Two resolutions pending in Congress, H.J. Res 66 and H.J. Res 67, would disallow U.S. Department of Labor rules involving retirement savings arrangements established by states and qualified political subdivisions. At issue are rules making it easier for small businesses to offer their workers access to a retirement savings plan. These rules give workers the opportunity to set aside their own money in low-fee, professionally managed savings accounts. The rules provide for a so-called “safe harbor” by removing Employee Retirement Income Security Act of 1974 compliance issues for small businesses.
I applaud Maine State Treasurer Terry Hayes for asking Senate Majority Leader Mitch McConnell to vote “no” on these resolutions. While Maine has not yet moved forward with a private sector retirement savings initiative, successful efforts in Illinois and Oregon provide examples that could be replicated in Maine. Those states will be accepting contributions this year.
Please ask Sens. Susan Collins and Angus King to vote “no” on these bad resolutions.
Oppose methane rule rollback
It is encouraging to hear that Sens. Susan Collins and Angus King will oppose the methane waste rule rollback discussed in the March 13 BDN editorial, “Republicans want to undo a rule that protects taxpayers and the environment.” This rule requires companies to limit the amount of natural gas that is vented or flared on public lands, reducing unnecessary pollution and in turn providing benefits to taxpayers by reducing the waste of public resources.

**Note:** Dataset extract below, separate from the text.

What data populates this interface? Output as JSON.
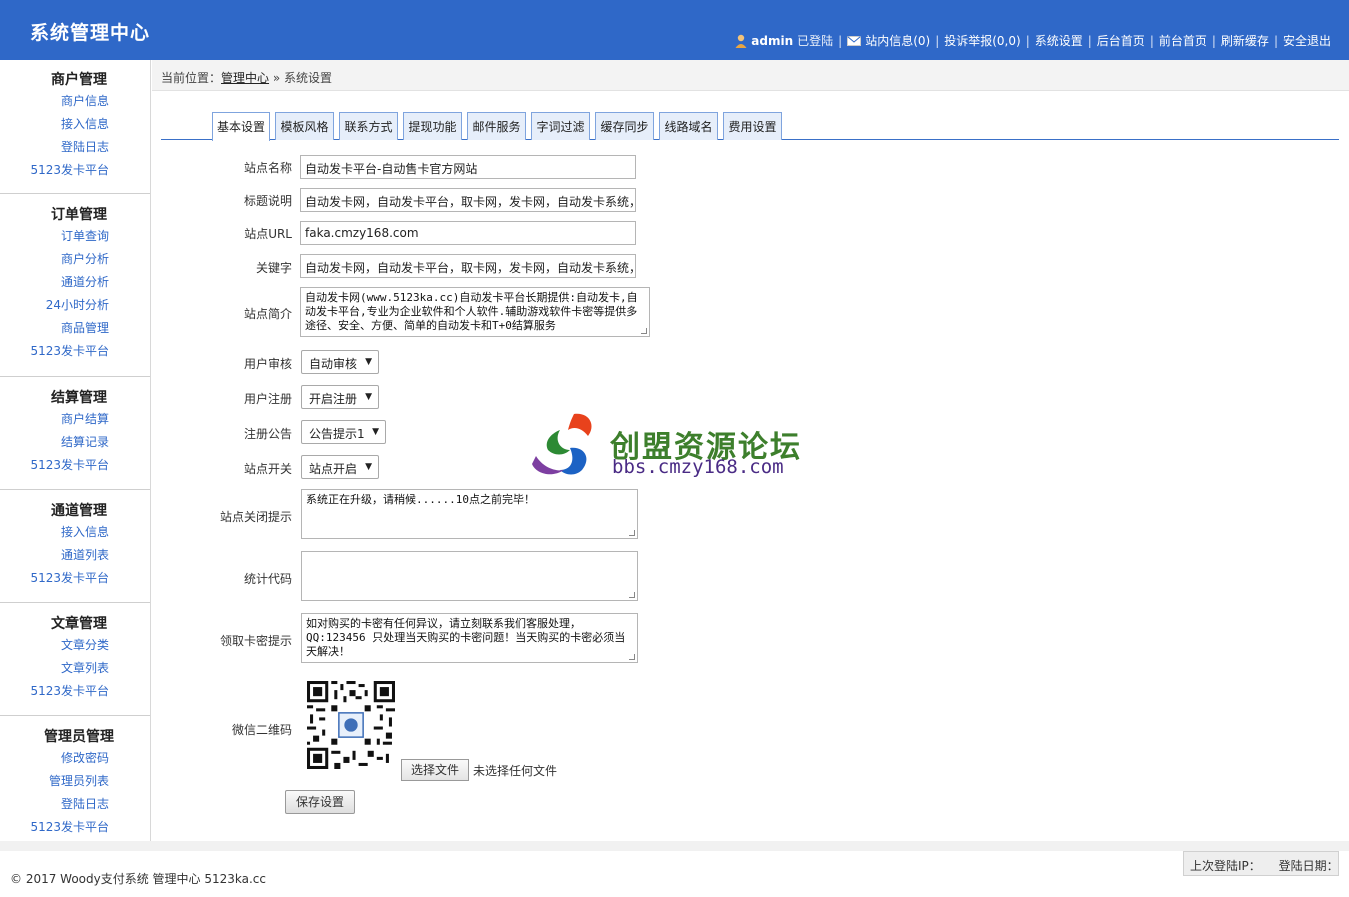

The methane rule rollback is one of the many attempts to eliminate environmental safeguards we are likely to see this Congress. I am thankful that our senators have already put our environment over partisan politics by opposing Scott Pruitt’s nomination for administrator of the Environmental Protection Agency and urging Gov. LePage to drop his legally problematic appeal to the president to rescind executive order that created the Katahdin Woods and Waters National Monument.
Ensuring clean air, clean water, and a future when we can all enjoy the outdoors should transcend politics. It is clear, especially with the methane rule, that the only people who would benefit from rolling back these environmental protections are the companies who already profit from using our public lands. I hope Collins and King will continue to stand up for our environment and oppose the special interest politics in Washington.